Current protein drug discovery is expensive, time-consuming, and often unsuccessful in clinical trials. Existing AI solutions face three main challenges: the inability to optimize multiple protein functions concurrently, heavy reliance on protein structure, and a lack of scalable AI infrastructure in pharmaceutical wet-labs, limiting the development of innovative protein modalities. The DeepSeq.ai platform offers three key features: 1) Scalable AI, which combines synthetic biology, single-cell sorting, and AI active learning to create diverse protein libraries for efficient learning and optimization of sequence patterns across different protein types. 2) Generalized AI, achieved through well-normalized training datasets and proprietary sample preparation techniques, enabling the creation of a versatile protein language model capable of developing safe protein drugs. 3) Interpretable AI, with patented methods for deciphering sequence patterns tied to specific protein functions.
What is the problem?
Current protein drug discovery is costly and time-consuming, taking years and potentially millions of dollars, with a low success rate for entering clinical trials. While some AI solutions have been developed, three fundamental problems exist with current technologies: 1) No current solution can effectively optimize multiple protein functions simultaneously, such as binding affinity, immunogenicity, cell expression, and aggregation. This limitation leads to a time-consuming trial-and-error. 2) Existing AI models rely heavily on protein structure, which may not accurately correlate with various protein functions and developability.

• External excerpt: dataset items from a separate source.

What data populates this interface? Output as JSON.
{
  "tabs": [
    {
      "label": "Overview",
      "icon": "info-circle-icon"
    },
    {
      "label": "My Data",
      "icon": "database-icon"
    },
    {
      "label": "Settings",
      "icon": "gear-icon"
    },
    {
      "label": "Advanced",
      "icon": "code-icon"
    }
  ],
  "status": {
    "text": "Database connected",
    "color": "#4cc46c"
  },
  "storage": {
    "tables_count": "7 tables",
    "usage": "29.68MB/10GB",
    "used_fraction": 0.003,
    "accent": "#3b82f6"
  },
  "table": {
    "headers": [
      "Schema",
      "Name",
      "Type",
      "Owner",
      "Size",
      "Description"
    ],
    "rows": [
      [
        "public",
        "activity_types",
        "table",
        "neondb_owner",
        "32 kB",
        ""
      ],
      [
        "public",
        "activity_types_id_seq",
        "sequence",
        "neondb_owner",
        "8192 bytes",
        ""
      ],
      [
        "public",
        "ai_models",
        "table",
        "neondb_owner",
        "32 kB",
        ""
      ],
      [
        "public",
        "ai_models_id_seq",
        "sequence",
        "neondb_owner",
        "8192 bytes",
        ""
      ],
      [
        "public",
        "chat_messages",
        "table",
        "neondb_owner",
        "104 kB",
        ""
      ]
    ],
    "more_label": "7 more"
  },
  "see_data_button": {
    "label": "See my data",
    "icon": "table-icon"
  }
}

Additionally, it is very difficult to improve structure-based AI models. 3) The lack of scalable and generalizable AI infrastructure in pharmaceutical wet-labs impedes efficient AI training and results in biased models focusing primarily on antibody CDR regions. This hampers the development of truly innovative protein modalities.
What is their solution?
The DeepSeq.ai platform includes: 1) Scalable AI: They integrate synthetic biology, single-cell sorting, and AI active learning to create diverse protein libraries, enabling efficient learning, optimization of sequence patterns and multiple biological functions across various protein modalities at scale. 2) Generalized AI: Their proprietary sample preparation and DNA extraction techniques generate well-normalized training datasets, allowing their AI platform to rapidly learn biological functions from diverse protein modalities (peptide, enzyme, antibody, etc.). This results in a highly generalized protein language model capable of creating novel, developable, and safe protein drugs. 3) Interpretable AI: Their patented methodology accurately deciphers sequence patterns associated with specific protein functions. This not only provides valuable scientific insights into biology but also facilitates human feedback to enhance the model's accuracy and generalizability.